We have shown that the hysteresis correlates with the transient stabilization of RNA stem–loop structures along each unpaired single strand. The formation of stem–loops in the proximity of the hybridization junction stabilizes the intermediates that enhance the hysteresis observed in the FDC. By defining a stem–loops barrier energy landscape (loop BEL, Fig. 5B), we found a correlation between the sequence regions where stem–loops are maximally stable (minima of the loop BEL) with those where hysteresis along the FDC is large (Fig. 5C). To support this interpretation we measured the correlation between the loop BEL and the hysteresis profiles (Eq. 7) as a function of the relative shift between them (Fig. 5D). We have found that the hysteresis observed in the FDCs maximally correlates with the stem–loop formation at the hybridization junction. Additional test controls on shuffled and random sequences support the statistical significance of the measured correlation. Typical stem–loop sizes of about 20 bases are responsible for the observed hysteresis effects. Interestingly, this number is similar to that of foldon residues in protein folding (54). We stress that the loop BEL as a function of n is not a standard free-energy landscape as neither the trap-pipette distance λ nor n is a true reaction coordinate for the stem–loops. For a given n (λ) the loop BEL is a kinetic trapping landscape that quantifies off-pathway (misfolded) configurations Mp that compete with the folding intermediates Ip. Future work should lead to a better understanding of the stabilizing kinetics of these structures and the energy landscape describing transitions between them. We note that along the reversible regions the signal-to-noise ratio is very low due to instrumental drift and noise effects, which are detrimental in evaluating the correlation between sequence and hysteresis.

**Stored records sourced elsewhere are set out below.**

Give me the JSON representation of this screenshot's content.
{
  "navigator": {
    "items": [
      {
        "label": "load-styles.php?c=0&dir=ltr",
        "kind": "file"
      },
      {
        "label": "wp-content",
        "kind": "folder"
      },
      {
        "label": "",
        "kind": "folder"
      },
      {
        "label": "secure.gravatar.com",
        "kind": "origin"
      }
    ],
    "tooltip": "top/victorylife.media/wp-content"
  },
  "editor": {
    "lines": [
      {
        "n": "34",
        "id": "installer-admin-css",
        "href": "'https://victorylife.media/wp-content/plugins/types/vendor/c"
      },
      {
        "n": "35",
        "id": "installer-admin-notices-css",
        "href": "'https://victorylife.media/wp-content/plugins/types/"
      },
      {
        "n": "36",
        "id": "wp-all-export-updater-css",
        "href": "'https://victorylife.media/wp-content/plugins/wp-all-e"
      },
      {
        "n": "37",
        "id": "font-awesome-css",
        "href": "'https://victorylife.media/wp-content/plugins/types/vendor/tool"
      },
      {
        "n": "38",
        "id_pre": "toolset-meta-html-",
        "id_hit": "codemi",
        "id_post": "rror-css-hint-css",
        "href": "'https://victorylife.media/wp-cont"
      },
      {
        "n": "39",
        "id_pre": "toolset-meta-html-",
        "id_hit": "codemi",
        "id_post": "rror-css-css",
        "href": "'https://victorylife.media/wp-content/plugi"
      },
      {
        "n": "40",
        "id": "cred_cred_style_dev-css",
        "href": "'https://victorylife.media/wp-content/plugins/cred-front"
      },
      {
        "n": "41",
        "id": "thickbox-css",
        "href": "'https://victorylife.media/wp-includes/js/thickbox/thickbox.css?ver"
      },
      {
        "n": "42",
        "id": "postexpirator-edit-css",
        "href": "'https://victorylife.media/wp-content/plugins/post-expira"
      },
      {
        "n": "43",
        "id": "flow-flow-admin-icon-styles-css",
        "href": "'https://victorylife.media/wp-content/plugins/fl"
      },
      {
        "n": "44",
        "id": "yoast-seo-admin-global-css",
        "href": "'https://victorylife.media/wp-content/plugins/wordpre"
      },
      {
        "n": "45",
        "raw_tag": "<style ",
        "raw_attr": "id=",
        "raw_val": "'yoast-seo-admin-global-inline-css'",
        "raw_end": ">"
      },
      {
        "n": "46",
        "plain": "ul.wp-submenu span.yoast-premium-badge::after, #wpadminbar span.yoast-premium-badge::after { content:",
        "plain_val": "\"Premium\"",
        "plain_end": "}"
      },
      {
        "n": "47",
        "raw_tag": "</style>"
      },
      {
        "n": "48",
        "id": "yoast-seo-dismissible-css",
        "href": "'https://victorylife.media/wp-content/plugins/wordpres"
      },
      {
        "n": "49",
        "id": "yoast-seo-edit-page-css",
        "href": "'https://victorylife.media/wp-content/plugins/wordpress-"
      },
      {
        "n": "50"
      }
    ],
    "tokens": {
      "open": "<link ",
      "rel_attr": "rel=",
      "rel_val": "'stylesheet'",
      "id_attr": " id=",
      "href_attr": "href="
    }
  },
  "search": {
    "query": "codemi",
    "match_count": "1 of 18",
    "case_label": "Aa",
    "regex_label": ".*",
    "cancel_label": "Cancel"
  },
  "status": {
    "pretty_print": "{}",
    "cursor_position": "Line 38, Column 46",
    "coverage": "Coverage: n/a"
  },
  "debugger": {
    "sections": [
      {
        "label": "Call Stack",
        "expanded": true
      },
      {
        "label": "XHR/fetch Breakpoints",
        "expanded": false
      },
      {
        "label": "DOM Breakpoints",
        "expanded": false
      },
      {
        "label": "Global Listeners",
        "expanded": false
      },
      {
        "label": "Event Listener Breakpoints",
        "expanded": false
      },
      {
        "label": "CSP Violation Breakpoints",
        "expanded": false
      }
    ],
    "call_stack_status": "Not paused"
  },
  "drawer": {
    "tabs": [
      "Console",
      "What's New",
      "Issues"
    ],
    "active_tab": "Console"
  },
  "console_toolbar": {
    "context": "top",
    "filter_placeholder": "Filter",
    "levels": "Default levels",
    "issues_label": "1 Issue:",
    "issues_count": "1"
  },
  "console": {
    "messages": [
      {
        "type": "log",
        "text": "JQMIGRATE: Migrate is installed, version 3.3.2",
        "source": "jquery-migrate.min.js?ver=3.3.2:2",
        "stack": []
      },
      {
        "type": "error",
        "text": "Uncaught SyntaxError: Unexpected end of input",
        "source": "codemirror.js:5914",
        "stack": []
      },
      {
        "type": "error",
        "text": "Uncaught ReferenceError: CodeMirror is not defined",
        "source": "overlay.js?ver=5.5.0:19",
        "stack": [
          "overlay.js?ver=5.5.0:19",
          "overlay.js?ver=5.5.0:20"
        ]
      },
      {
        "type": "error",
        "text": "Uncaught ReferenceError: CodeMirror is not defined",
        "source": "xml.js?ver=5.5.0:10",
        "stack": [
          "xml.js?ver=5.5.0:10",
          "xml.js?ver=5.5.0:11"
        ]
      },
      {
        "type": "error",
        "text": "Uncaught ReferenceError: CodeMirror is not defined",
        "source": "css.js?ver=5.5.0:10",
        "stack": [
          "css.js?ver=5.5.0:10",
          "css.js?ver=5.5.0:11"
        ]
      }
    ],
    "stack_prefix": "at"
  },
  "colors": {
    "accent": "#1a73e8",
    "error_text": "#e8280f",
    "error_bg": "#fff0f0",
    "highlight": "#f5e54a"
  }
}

It is remarkable that hysteresis is observed in some specific regions of the FDC but not in others. To explain this, we have searched for specific sequence motifs that promote stacking, hybridization, and stem–loop formation within each single strand. We have searched for segments of length N6 bases containing consecutive purines for stacking (A,G) and complementary bases for hybridization (A,U and G,C) within each single strand for the irreversible and reversible regions (see SI Appendix for a detailed discussion). We find a higher frequency of purine stacks and hybridizing bases in the irreversible regions, showing that these regions enhance stem–loops formation and hysteresis.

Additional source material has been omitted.